What our trout have evolved to do in this situation is to seek out cold springs in the bottom of streams, or they migrate to colder streams, usually farther upstream in their watershed. Research done here in New Hampshire by Fish and Game Department fisheries biologist Dianne Timmins discovered that some brook trout will travel as much as 50 miles to find suitable habitat conditions.
But when we humans have built dams for various utilitarian purposes or installed culverts under roads that make streams impassible for fish, we’ve inadvertently wiped out plenty of populations of trout. When the water downstream heats up too much, and a dam blocks their movement, the fish my not be able to find cold water. Or if they do find cold water they may not be able to move upstream to their spawning beds in smaller streams.
There are tens of thousands of road culverts in our state that have a similar effect. When a culvert under a road is placed so that the outflow end is more than about 18 inches higher than the water level of the stream below, it blocks trout from moving upstream. These so-called “perched” culverts weren’t intended to block fish passage, but that’s what they do.
Hot and dry summers like this and many recent ones are a real threat to our Brook Trout. Scientific studies have suggested that rising temperatures could lead to a 77 percent decline in Brook Trout habitat. That’s on top of the fact that for the past few centuries their habitat has grown smaller and smaller due to urbanization, pollution and fragmentation of their habitat by dams and perched culverts.
Whether you like to fish for trout or not, their presence in a stream is a strong indicator of the condition of the water quality in the watershed. All our communities benefit from clean water and if you have a healthy trout stream you should be pleased and proud.

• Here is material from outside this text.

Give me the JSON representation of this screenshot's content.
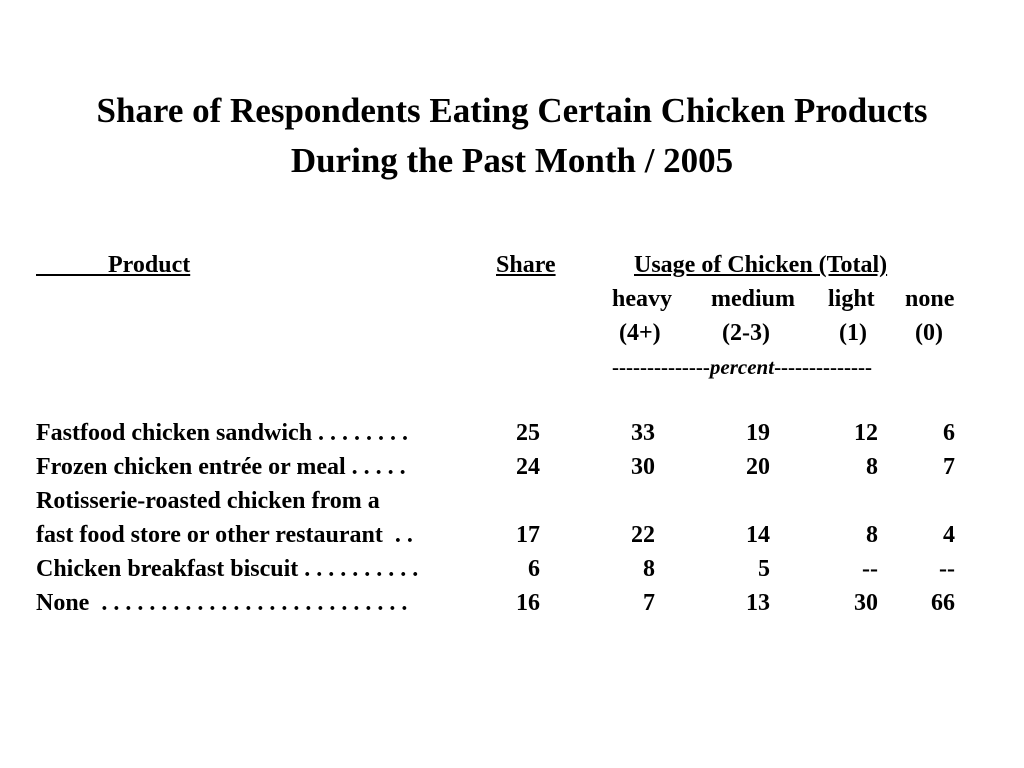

But will they stay healthy? If we manage to reduce greenhouse gas emissions so that the scientific models predicting continuously hotter and dryer summers don’t come to pass, there is hope for our Brook Trout. We also need to acknowledge that a certain amount of warming climate is ‘baked in’ due to our past emissions and there are important things we must do to help our trout and all the other creatures they live with survive.
In recent years the NH Fish and Game Department, Trout Unlimited, the Nature Conservancy and other groups have dramatically increased the stream reconnection and restoration projects in New Hampshire. Streams have been surveyed, temperatures monitored, fish populations counted. This has led to projects to replace impassible culverts with bridges and new culverts that not only allow fish and other organism passage, but provide for better flood resiliency, so roads don’t wash out as often. There have also been an increasing number of obsolete dam removals, some of which are replaced with ‘rock ramps’ that retain the ponds above but allow the fish to migrate during high water.
If we want to keep robust populations of Brook Trout we have mitigate extreme climate change and adapt to what is inevitable. We must reduce our fossil fuel and methane emissions dramatically. It won’t be quick, but the recent climate action taken by Congress is a strong start, and many states and communities are also leading the way to a low carbon future.
We will also need adaptation, because no matter how quickly we cut emissions we will most certainly see hotter and dryer summers in our future. By removing the impediments for Brook Trout and other cold-water creatures to move to colder water, by helping sustain cold water by keeping trees and when necessary planting trees along stream banks, and by restoring habitat quality we can give our state fish a fighting chance to survive and thrive. Fortunately, both the recent Inflation Reduction and Infrastructure Acts provide significant funding for essential climate adaptation efforts like those needed for our trout streams.
Brook Trout are certainly a sensitive species, but they are also resilient. If we do our best to give them the habitat they need, they will recover and thrive.
Paul Doscher worked for nearly 3 decades at the Society for the Protection of NH Forests, retiring as the vice president for land conservation. He is a national trustee of Trout Unlimited, a board member of the NH Audubon and owns and operates a small farm with his wife in Weare.